Why Doesn’t This Surprise Me?Posted: December 16, 2013
Just saw this study reported at WAPO. It basically says there’s not much difference in fundamentalists Christians and Muslims. Don’t ask those two groups to acknowledge it however since all fundamentalist religions are based on seeing every one else as essentially hell-bound and wrong.
Religious fundamentalism among Muslim immigrants in Western Europe is dramatically greater than that among Christian Europeans, according to a recent study by Ruud Koopmans from the Wissenschaftszentrum in Berlin discussed on the Monkey Cage last Friday. On the surface, these findings legitimize concerns surrounding the incompatibility of Western and Islamic values.
Like Europeans, Americans express fear over Muslim integration and Islamic fundamentalism, although very little is known about beliefs among Muslims living in the U.S. A recent nationwide survey of U.S. Muslims, which I designed, provides some insight — the Muslim-American National Opinion Survey (MANOS) reveals that levels of religious fundamentalism among Muslims and Christians in the U.S. are nearly identical.
As one of the few nationally representative surveys available of Muslim Americans, MANOS provides insight into the degree Muslim Americans hold fundamentalist views, as defined by Koopmans. Data from existing surveys of the general American population allow me to assess where Muslims stand relative to other Americans in believing that religious rules are more important than the laws of the country and the degree individuals hold literal interpretations of holy scriptures.
The weird thing is that in the US, our religious fundamentalists run for office and get elected. That doesn’t happen much in Western Europe. Witness the Texas Lt. Governor’s race where all four candidates are creationists. What on earth does it take to educate people in the basics of science compared to iron age mythology?
Current Lt. Gov. David “Impeach Obama but get my niece out of jail” Dewhurst is already a creationist, and just believes in fairness:
“I believe that in fairness we need to expose students to both sides of this,” he said. “That’s why I’ve supported including in our textbooks the discussion of the biblical account of life and creation, and I understand there are a lot of people who disagree with me, and believe in evolution.”
State Sen. Dan Patrick and Ag Commissioner Todd Staples also said that they think that, for freedom, schools should teach something that isn’t science in science classes because it is popular, also Christians are oppressed:
“Our students … must really be confused. They go to Sunday School on Sunday and then they go into school on Monday and we tell them they can’t talk about God,” said Patrick. “I’m sick and tired of a minority in our country who want us to turn our back on God.”
The one candidate who didn’t overtly advocate teaching creationism didn’t exactly sound hostile to it, either. Land Commissioner Jerry Patterson trotted out the astonishing revelation that the phrase “Separation of Church and State” does not appear in the Constitution, which obviously means that schools should have a lot more church in ‘em:
“Show me where that’s in the Constitution, because it’s not in the Constitution,” he said. “I see nothing wrong with standing up at least for a moment of silence, let those who wish to pray, pray in their own faith.
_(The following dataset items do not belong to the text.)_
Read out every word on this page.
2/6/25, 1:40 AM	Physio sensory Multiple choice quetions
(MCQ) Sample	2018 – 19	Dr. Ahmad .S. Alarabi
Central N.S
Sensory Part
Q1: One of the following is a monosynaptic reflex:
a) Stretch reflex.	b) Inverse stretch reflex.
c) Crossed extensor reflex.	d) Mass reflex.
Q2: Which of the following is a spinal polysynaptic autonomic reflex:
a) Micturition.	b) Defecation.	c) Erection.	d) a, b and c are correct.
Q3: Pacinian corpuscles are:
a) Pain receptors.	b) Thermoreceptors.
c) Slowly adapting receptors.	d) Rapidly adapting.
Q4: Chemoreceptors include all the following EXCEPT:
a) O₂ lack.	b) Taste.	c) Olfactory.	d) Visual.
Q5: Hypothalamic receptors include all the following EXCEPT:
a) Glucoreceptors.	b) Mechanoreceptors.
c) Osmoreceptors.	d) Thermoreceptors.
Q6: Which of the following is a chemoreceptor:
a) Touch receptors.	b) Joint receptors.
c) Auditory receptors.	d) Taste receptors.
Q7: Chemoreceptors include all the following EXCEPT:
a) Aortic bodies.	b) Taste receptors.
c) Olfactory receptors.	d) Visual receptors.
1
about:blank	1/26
I see nothing wrong with having a prayer before a high school football game.”
Just as long as they’re not, like, Muslim or anything.
The candidates may find implementing their pledges somewhat difficult, as the Loot Gov doesn’t actually set education policy in Texas, and the state school board has almost miraculously approved science texts that actually teach science.
Results from MANOS and the General Social Surveys reveal that the general American population holds nearly identical levels of fundamentalist beliefs as Muslims, if not slightly more. Just over 57 percent of the general American population believes that “right and wrong in U.S. law should be based on God’s laws,” compared to 49.3 percent of U.S.-born Muslims and 45.6 of foreign-born Muslims. About a third of each group believes that society should not be the one to determine right and wrong in U.S. law. Such numbers reveal that the general American population is more fundamentalist than the average European, and that Muslim Americans are less fundamentalist than European Muslims, according to the Koopmans study.
A large number of folks have a problem with reality and modernity. Their issues have become our issues. They create war. They pave the way for missionaries that spread hatred around the world. They run for office and attack all kinds of people’s rights based on somethings that do not hold up to any kind of sane scrutiny. It’s about time that those folks that don’t embrace the mindset of the iron age but embrace the beliefs that started there start doing something about the crazies. It’s just not fair to the rest of us to have these fundamentalist mindsets inflicted on civilization.
Btw, I’m not persecuting you. I’m laughing at your dumb asses. You have a right to believe it, but you certainly do not have a right to inflict such nonsense on the rest of us.